Knowing that I can write about myself (in spite of all the humiliation I could possibly go through) will be a big accomplishment for me. Why? Because having all this secrets and emotions bottled up inside isn't doing me any good either.

The way I see it, I have only two choices. Either I keep my story to myself, save myself from humiliation and still wonder all my life what went wrong, OR I could write about myself, and see my own story unfold in front of me, and hopefully find the answers. Knowing myself, I know I won't be able to move on, without having any answers. Maybe this way, I can get what I need, and I will be able to let go of my past.

Maybe after all this, I still wont have the answers I want. But at least, (I hope) it would end up as a good story to read.

Sunday, March 22, 2009

Why the Hell did I Name this Blog "The Turkish Man Effect?"



I know, it sounds weird. Now I find myself asking why the hell did I choose this to be my blog name? It sounds a bit cheesy (it sounds really cheesy... :P) and I think I would need to explain why I chose this to be my blog name.

The Butterfly Effect states- that a butterfly that flaps it's wings from a certain place, might cause a drastic weather change to another part of the world.

It still doesn't explain a lot, does it? Well let me explain further.

There was a time when a Turkish guy made a big impact in my life. Although it didn't end like I hoped it would, and it didn't turn out like it was supposed to, (more details on this soon... :p) I had definitely learned a lot from it.

One of the things that I learned was, if you haven't met a Turkish guy, you wouldn't know the real definition of romance. Oh yes, Turkish men, are romantic people, and I know at some point, YOU, reading this blog, may have definitely fallen for a Turkish man. (or woman, doesn't really matter now, does it? )

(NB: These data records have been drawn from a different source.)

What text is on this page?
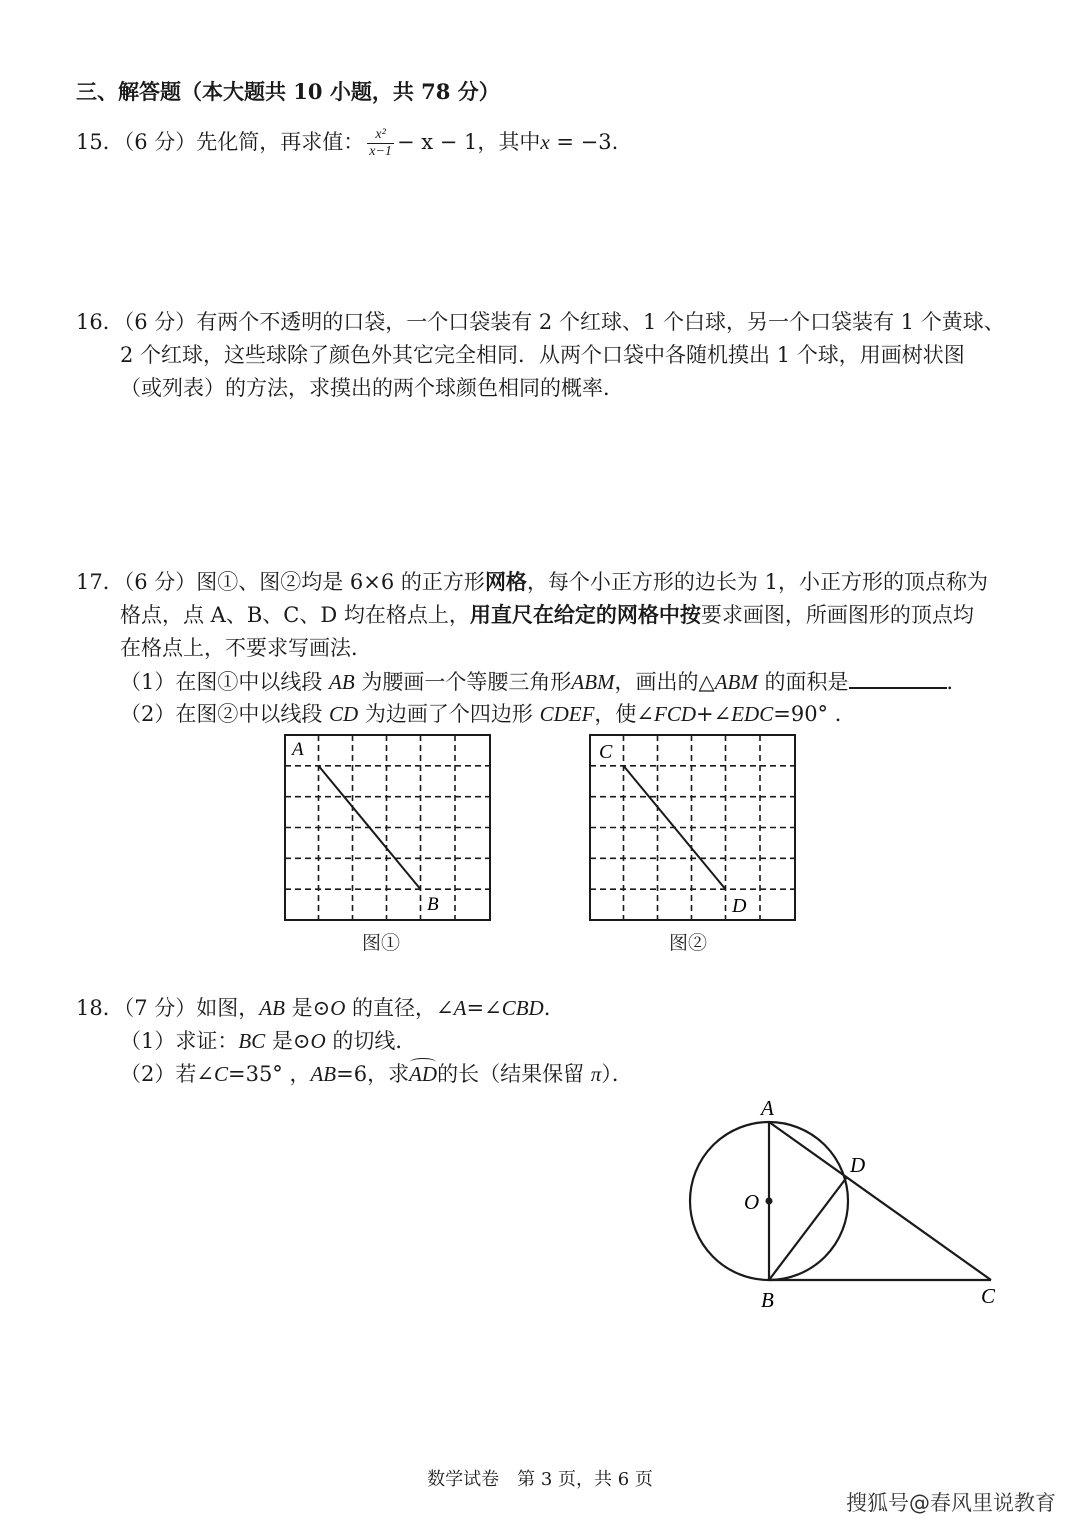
三、解答题（本大题共 10 小题，共 78 分）
15．（6 分）先化简，再求值： $\frac{\text{x²}}{x-1} - x - 1$，其中x = −3.
16．（6 分）有两个不透明的口袋，一个口袋装有 2 个红球、1 个白球，另一个口袋装有 1 个黄球、
2 个红球，这些球除了颜色外其它完全相同．从两个口袋中各随机摸出 1 个球，用画树状图
（或列表）的方法，求摸出的两个球颜色相同的概率．
17．（6 分）图①、图②均是 6×6 的正方形网格，每个小正方形的边长为 1，小正方形的顶点称为
格点，点 A、B、C、D 均在格点上，用直尺在给定的网格中按要求画图，所画图形的顶点均
在格点上，不要求写画法．
（1）在图①中以线段 AB 为腰画一个等腰三角形ABM，画出的△ABM 的面积是	．
（2）在图②中以线段 CD 为边画了个四边形 CDEF，使∠FCD+∠EDC=90° ．
A
B
图①
C
D
图②
18．（7 分）如图，AB 是⊙O 的直径，∠A=∠CBD.
（1）求证：BC 是⊙O 的切线．
（2）若∠C=35° ，AB=6，求AD的长（结果保留 π）．
A
D
O
B	C
数学试卷　第 3 页，共 6 页
搜狐号@春风里说教育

But the thing is, it doesn't end there. Another thing that I have learned is that, once you find yourself 'involved' with a Turkish guy, it is definitely eye-opening, in both good and bad aspects. It opens your eyes to their cultures, and traditions, their way of life and so on.

Now concerning the "love life" of people, I know a lot of women who are now with their Turkish men, and is now living the fair-tale-love story that most girls dream of. I also do know a lot of women who fell in love with Turkish men, only to find themselves being used, in more ways than one. (Not to focus on the negative aspect of it, there are always two sides of the story, and reasons why some of these men are doing or are forced to do what they do, which will be explained and given an example of someday...:p)

In any case, whether good or bad, to those who have met a Turkish man (or woman), they will always have an impact in our lives, no matter who you are or where you are now. So I want this blog to focus on stories of people who are with, or have been with Turkish men, and how, being with them has made a drastic change, or impact in their lives.